I read that Dostoevsky was one of the first writers to employ multiple points of view in a novel and for that I thank him. How narrow a world can appear when seen through only one pair of eyes.

I see, sadly, that the impoverished conditions in which writers live were the same then as now.

"You vile Prussian chicken leg in a crinoline!"

I re-read Crime and Punishment partially because my artchatpodcast buddy Emory Holmes II had mentioned that, despite his brilliance, Dostoevsky was a bigot, particularly an anti-Semite. I did not remember that. I did remember being very affected as a young woman by the speech of the Grand Inquisitor in The Brothers Karamazov, a call to personal responsibility I thought then.

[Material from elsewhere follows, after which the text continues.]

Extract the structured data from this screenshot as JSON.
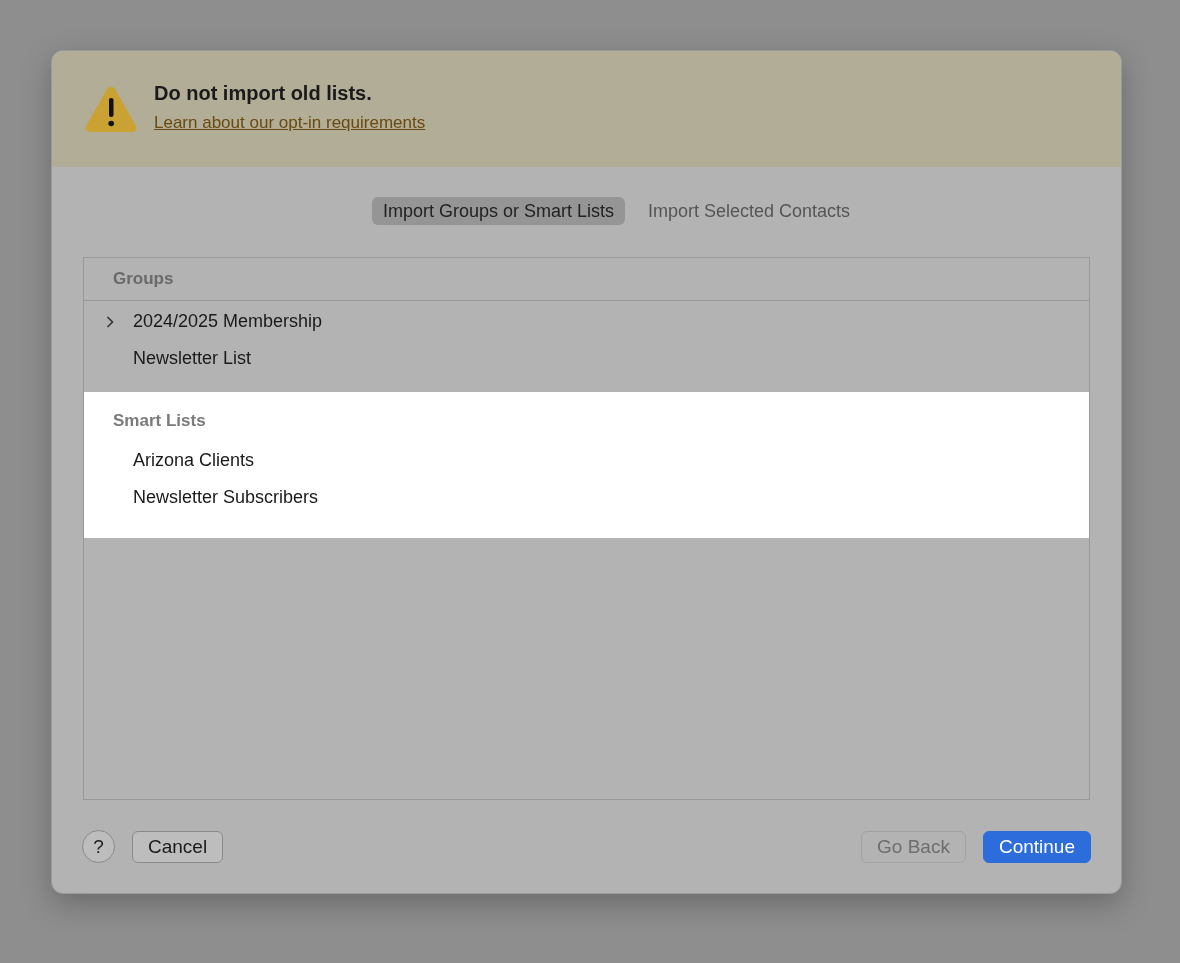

I also remembered reading The Idiot one summer on the beach, Spanish Banks in Vancouver.

So in my re-read, I was on the lookout for bigotry. I did not find too much explicit antisemitism, but there were three instances. In the first, Razumihkin, a poor intellectual who is devoted to Raskolnikov and in love with his sister, Dunya, describes Luzhin, the man who wants to marry Dunya as "not a man of our kind. Not because he came with his hair curled by a hairdresser, not because he was in a hurry to show off his intelligence, but because he's a stool pigeon and a speculator; because he's a Jew and a mountebank, and it shows."

In the second instance, the so-described character, Luzhin, who tried to seduce his intended with money, asks himself, "Devil take it, why did I turn into such a Jew?"

In the third obvious instance, near the end, a soldier named Achilles watches the approach of the spurned Svidrigailov (another hopeful re Raskolnikov's sister Dunya). "His face bore that expression of eternal, grumbling sorrow that is so sourly imprinted upon all faces of the Jewish tribe without exception."

During the same period in which I was reading Crime and Punishment, I watched a BBC series, "The Way We Live Now," based on an Anthony Trollope novel. Antisemitism was addressed through the character of a girl desperate to marry, and not uninterested in the advances of a pleasant Jewish banker, until she learned that while he might be able to solve her family's money problems, he expected her to mother what she called "his Jew children". To me Trollope's own attitude was clear in that he made the Jewish character more likeable than the characters who wanted to associate with him only for his money.

In Dostoevsky it is less clear. Raskolnikov is such an idealist. It's one reason for his crime in the first place. He abhors the way pawn brokers exploit the poor. Yet, both the sympathetic (Razumihkin) and the non-sympathetic characters utter statements that expose their antisemitism.

The Wikipedia article on Dostoevsky states:
"He supported equal rights for the Russian Jewish population, which was an unpopular position in Russia. He stated that he did not hate Jewish people and was not antisemitic. He claimed that Jews might exert a negative influence, but he advised the Tsar to allow them to occupy influential positions such as university professorships. The antisemitism label does not reflect his expressed desire to reconcile Jews and Christians peacefully in a universal brotherhood of mankind."

Interestingly, Dostoevsky and Trollope were contemporaries. Dostoyevsky died in 1881, the start of the pogroms in Russia, and Trollope died in 1882, before Jewish refugees fleeing Russia settled in England and competition for space and work fostered the kind of bigotry that typically arises in such situations.

As for Crime and Punishment, however, the worst insult in the book may be the one Katarina Ivanovna directs to her landlady, Amalia, who, confusingly, has the same surname. Ah the names in Russian novels!

"You vile Prussian chicken leg in a crinoline!" shouts Katarina to Amalia, a German immigrant. Shortly after, the raving Katarina dies of consumption.